Here is an overview of the most important anticipated developments, and known bugs or minor unfinished business. If you want to help out on some of these things, contact Samuel Borms, or simply open an issue and file a pull request on GitHub.

Extensions

  • Implement a sento_train() function to for instance generate a lexicon from a corpus.

  • Add topic modeling functionality into the add_features() function (or as part of the sento_train() function).

  • Expand the number of available models in the sento_model() function (e.g. constrained regression, and PCA).

  • Implement an optimization approach into the aggregate.sento_measures(..., do.global = TRUE) function to extract optimized weights across dimensions (make it possibly available through the sento_model() function); this includes allowing weights to be set in the aggregate.sento_measures() function instead of averaging by default.

  • Implement fast textual sentiment computation for lexicons with ngrams.

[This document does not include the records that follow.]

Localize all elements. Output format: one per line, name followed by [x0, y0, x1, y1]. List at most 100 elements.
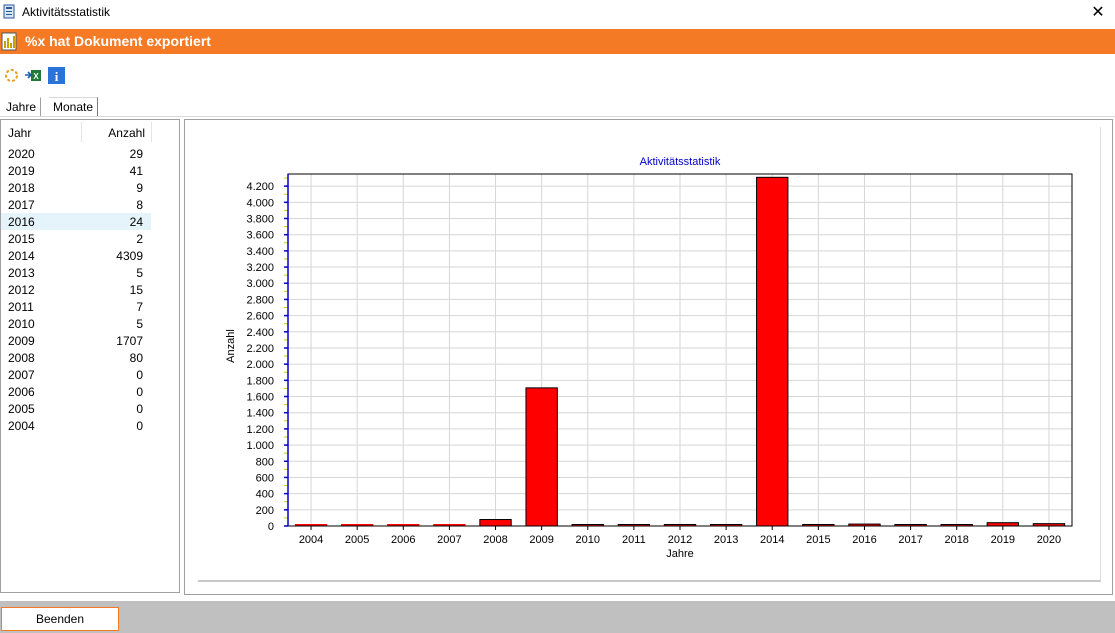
bar[interactable]: [479, 519, 512, 527]
list-item-year: 2010: [8, 317, 35, 331]
excel-export-icon[interactable]: X: [25, 67, 42, 84]
list-item-count: 41: [129, 164, 143, 178]
list-item[interactable]: 2009 1707: [1, 332, 151, 349]
header-title: %x hat Dokument exportiert: [25, 33, 211, 49]
beenden-button[interactable]: Beenden: [1, 607, 119, 631]
list-item-year: 2020: [8, 147, 35, 161]
x-tick-label: 2004: [299, 534, 323, 546]
list-item-year: 2004: [8, 419, 35, 433]
title-bar: Aktivitätsstatistik ✕: [0, 0, 1115, 26]
list-item-count: 8: [136, 198, 143, 212]
x-tick-label: 2012: [668, 534, 692, 546]
chart-panel: 0 200 400 600 800 1.000 1.200 1.400 1.600 1.800 2.…: [184, 119, 1113, 595]
list-item[interactable]: 2020 29: [1, 145, 151, 162]
refresh-icon[interactable]: [3, 67, 20, 84]
tab-bar: Jahre Monate: [0, 97, 1115, 117]
list-item-year: 2006: [8, 385, 35, 399]
list-item[interactable]: 2004 0: [1, 417, 151, 434]
header-bar: %x hat Dokument exportiert: [0, 29, 1115, 54]
list-item[interactable]: 2017 8: [1, 196, 151, 213]
y-tick-label: 200: [256, 505, 274, 517]
chart-area: 0 200 400 600 800 1.000 1.200 1.400 1.600 1.800 2.…: [198, 127, 1101, 582]
x-tick-label: 2020: [1037, 534, 1061, 546]
list-item-year: 2018: [8, 181, 35, 195]
y-tick-label: 3.800: [246, 214, 274, 226]
x-tick-label: 2016: [852, 534, 876, 546]
tab-jahre[interactable]: Jahre: [2, 97, 42, 116]
svg-text:X: X: [33, 72, 39, 81]
column-header-anzahl[interactable]: Anzahl: [81, 126, 145, 140]
list-item-count: 29: [129, 147, 143, 161]
bar-chart: 0 200 400 600 800 1.000 1.200 1.400 1.600 1.800 2.…: [225, 156, 1073, 560]
column-divider: [151, 122, 152, 142]
x-tick-label: 2019: [991, 534, 1015, 546]
list-item-count: 24: [129, 215, 143, 229]
window-title: Aktivitätsstatistik: [22, 5, 111, 19]
bar[interactable]: [756, 176, 789, 527]
app-icon: [3, 4, 15, 19]
bar[interactable]: [525, 387, 558, 527]
list-item[interactable]: 2018 9: [1, 179, 151, 196]
list-item[interactable]: 2008 80: [1, 349, 151, 366]
list-item[interactable]: 2007 0: [1, 366, 151, 383]
y-tick-label: 1.200: [246, 424, 274, 436]
x-tick-label: 2005: [345, 534, 369, 546]
y-tick-label: 3.600: [246, 230, 274, 242]
list-item-year: 2007: [8, 368, 35, 382]
svg-text:i: i: [55, 69, 59, 84]
y-tick-label: 1.600: [246, 392, 274, 404]
list-item-count: 15: [129, 283, 143, 297]
list-item[interactable]: 2015 2: [1, 230, 151, 247]
y-tick-label: 800: [256, 456, 274, 468]
list-item[interactable]: 2010 5: [1, 315, 151, 332]
list-item-count: 1707: [116, 334, 143, 348]
year-list[interactable]: Jahr Anzahl 2020 29 2019 41 2018 9 2017 8 2016 24…: [0, 119, 180, 593]
x-tick-label: 2018: [944, 534, 968, 546]
footer-bar: Beenden: [0, 601, 1115, 633]
list-item-year: 2016: [8, 215, 35, 229]
y-tick-label: 2.800: [246, 294, 274, 306]
info-icon[interactable]: i: [48, 67, 65, 84]
list-item-count: 5: [136, 317, 143, 331]
y-tick-label: 4.200: [246, 181, 274, 193]
x-axis-label: Jahre: [666, 548, 694, 560]
list-item-year: 2008: [8, 351, 35, 365]
list-item[interactable]: 2013 5: [1, 264, 151, 281]
document-chart-icon: [1, 32, 17, 51]
y-axis-label: Anzahl: [225, 329, 237, 363]
list-item-year: 2015: [8, 232, 35, 246]
list-item-year: 2011: [8, 300, 34, 314]
y-tick-label: 3.000: [246, 278, 274, 290]
y-tick-label: 3.400: [246, 246, 274, 258]
y-tick-label: 1.000: [246, 440, 274, 452]
list-item[interactable]: 2014 4309: [1, 247, 151, 264]
list-item[interactable]: 2016 24: [1, 213, 151, 230]
y-tick-label: 3.200: [246, 262, 274, 274]
y-tick-label: 600: [256, 472, 274, 484]
list-header: Jahr Anzahl: [1, 120, 152, 144]
chart-title: Aktivitätsstatistik: [640, 156, 721, 168]
y-tick-label: 0: [268, 521, 274, 533]
list-item-count: 0: [136, 368, 143, 382]
y-tick-label: 2.200: [246, 343, 274, 355]
y-tick-label: 1.400: [246, 408, 274, 420]
x-tick-label: 2006: [391, 534, 415, 546]
list-item[interactable]: 2011 7: [1, 298, 151, 315]
list-item-year: 2005: [8, 402, 35, 416]
list-item-year: 2014: [8, 249, 35, 263]
x-tick-label: 2008: [483, 534, 507, 546]
list-item-count: 5: [136, 266, 143, 280]
y-tick-label: 2.000: [246, 359, 274, 371]
tab-monate[interactable]: Monate: [49, 97, 99, 116]
close-icon[interactable]: ✕: [1089, 2, 1107, 22]
y-tick-label: 2.600: [246, 311, 274, 323]
list-item-count: 80: [129, 351, 143, 365]
list-item[interactable]: 2006 0: [1, 383, 151, 400]
list-item[interactable]: 2005 0: [1, 400, 151, 417]
y-tick-label: 4.000: [246, 197, 274, 209]
list-item-count: 2: [136, 232, 143, 246]
list-item[interactable]: 2019 41: [1, 162, 151, 179]
list-item-count: 9: [136, 181, 143, 195]
list-item[interactable]: 2012 15: [1, 281, 151, 298]
column-header-jahr[interactable]: Jahr: [8, 126, 31, 140]
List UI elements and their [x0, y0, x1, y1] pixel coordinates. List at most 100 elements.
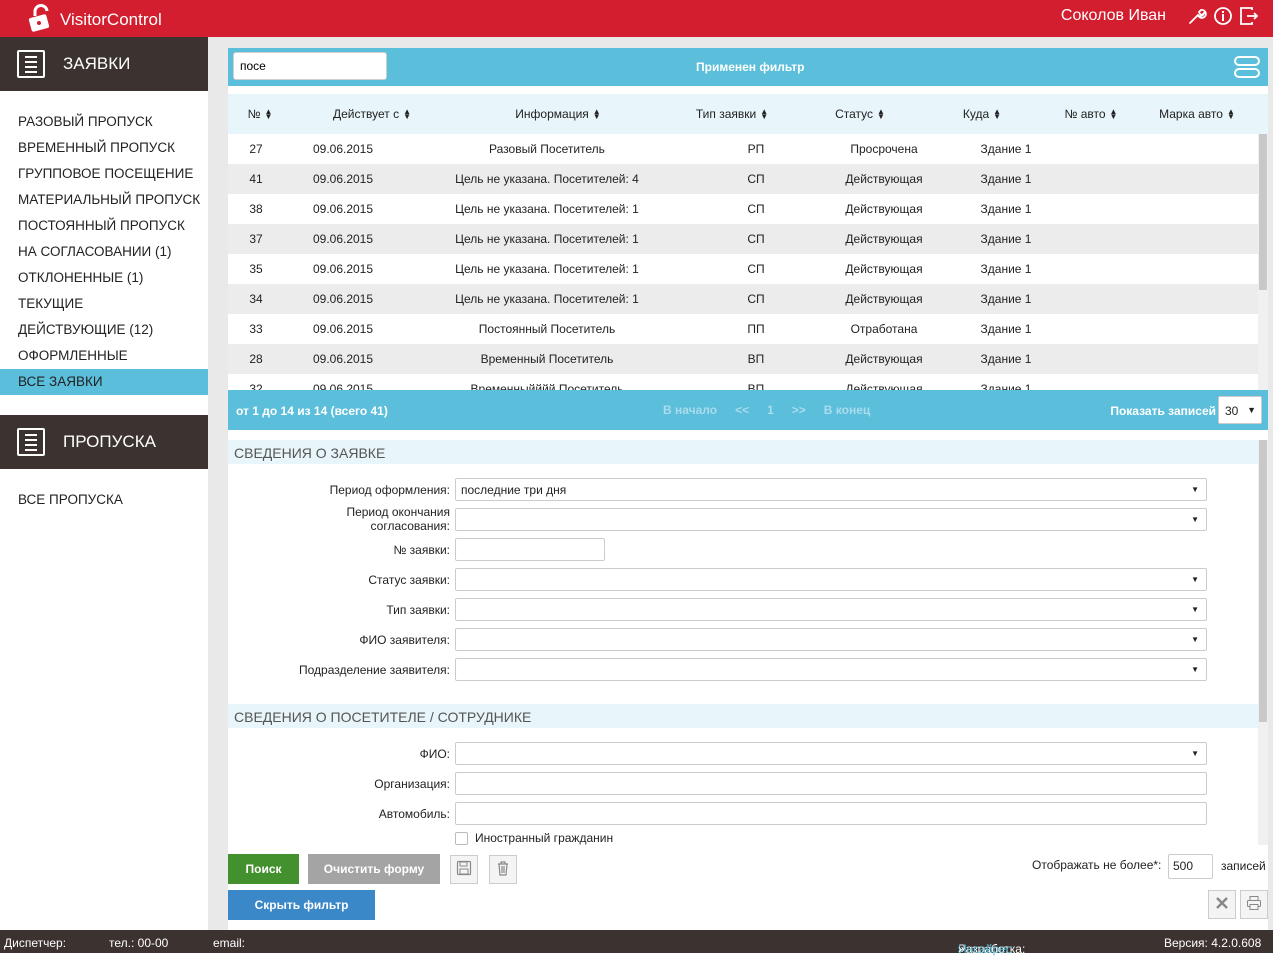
sidebar-item-permanent-pass[interactable]: ПОСТОЯННЫЙ ПРОПУСК	[0, 213, 208, 239]
organization-input[interactable]	[455, 772, 1207, 795]
visitor-section-title: СВЕДЕНИЯ О ПОСЕТИТЕЛЕ / СОТРУДНИКЕ	[228, 704, 1258, 728]
column-header-number[interactable]: № ▲ ▼	[228, 94, 292, 134]
column-header-status[interactable]: Статус ▲ ▼	[800, 94, 920, 134]
table-row[interactable]: 38 09.06.2015 Цель не указана. Посетител…	[228, 194, 1258, 224]
sidebar-item-all-passes[interactable]: ВСЕ ПРОПУСКА	[0, 487, 208, 513]
search-input[interactable]	[233, 52, 387, 80]
pager-next-link[interactable]: >>	[792, 403, 806, 417]
scrollbar-thumb[interactable]	[1259, 134, 1267, 290]
car-row: Автомобиль:	[228, 802, 1258, 826]
info-icon[interactable]	[1213, 6, 1233, 26]
sidebar-item-current[interactable]: ТЕКУЩИЕ	[0, 291, 208, 317]
request-number-row: № заявки:	[228, 538, 1258, 562]
filter-toggle-icon[interactable]	[1234, 55, 1260, 79]
fio-select[interactable]: ▼	[455, 742, 1207, 765]
sidebar-item-rejected[interactable]: ОТКЛОНЕННЫЕ (1)	[0, 265, 208, 291]
department-row: Подразделение заявителя: ▼	[228, 658, 1258, 682]
cell-number: 27	[249, 142, 263, 156]
request-status-label: Статус заявки:	[368, 573, 450, 587]
chevron-down-icon: ▼	[1191, 605, 1199, 614]
sort-icon: ▲ ▼	[1109, 107, 1118, 121]
settings-wrench-icon[interactable]	[1187, 6, 1207, 26]
sidebar-item-material-pass[interactable]: МАТЕРИАЛЬНЫЙ ПРОПУСК	[0, 187, 208, 213]
cell-date: 09.06.2015	[312, 262, 374, 276]
export-excel-button[interactable]	[1208, 890, 1236, 919]
table-row[interactable]: 35 09.06.2015 Цель не указана. Посетител…	[228, 254, 1258, 284]
sidebar-item-one-time-pass[interactable]: РАЗОВЫЙ ПРОПУСК	[0, 109, 208, 135]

  • Implement a scale.sentiment() function.

  • Add a head.sento_measures() and a tail.sento_measures() function.

  • Implement a structure to support high-frequency intraday aggregation.

  • Make more lexicons available (e.g. in German and Spanish).

  • Give more control to the user to play with glmnet parameters in the sento_model() function.

  • Write a helper function to aggregate an attributions object into clusters.

  • Resolve inconsistency with data.frame input columns ("text(s)" & "(doc_)id") in the sentometrics, quanteda and tm corpus creators.

  • Prepare functional CRAN version of sentometrics.app package.

  • Find additional computational speed gains (especially after recent additions which introduced some overhead).

  • Add a "binary" option to get_hows()[["words"]] that turns the sentiment computation into an indicator-like calculation (value of 1 if a text has at least one lexicon word).

Tweaks and bugs

  • Optimize parallelization of iterative model runs (e.g. avoid unnecessary copying of objects across cores).

  • Add a delete_features() function as an intuitive counterpart to add_features().

  • Solve issue that column names of sentiment measures output do not deal well with special characters but still get through.

  • Handle data.frame and matrix input in sento_model(..., y, ...) function more consistently.

  • Add references to external textdata package in examples (e.g. for extra lexicons).

  • Be more flexible for the features in a sento_corpus object by also allowing values outside 0 and 1.

  • Make sure subsetting does not maintain a sentiment object when it is not supposed to be.

  • Remove all but one (not all) duplicate entries in the sento_lexicons() function.

  • Make sure you can also add the "language" identifier to a corpus with add_features().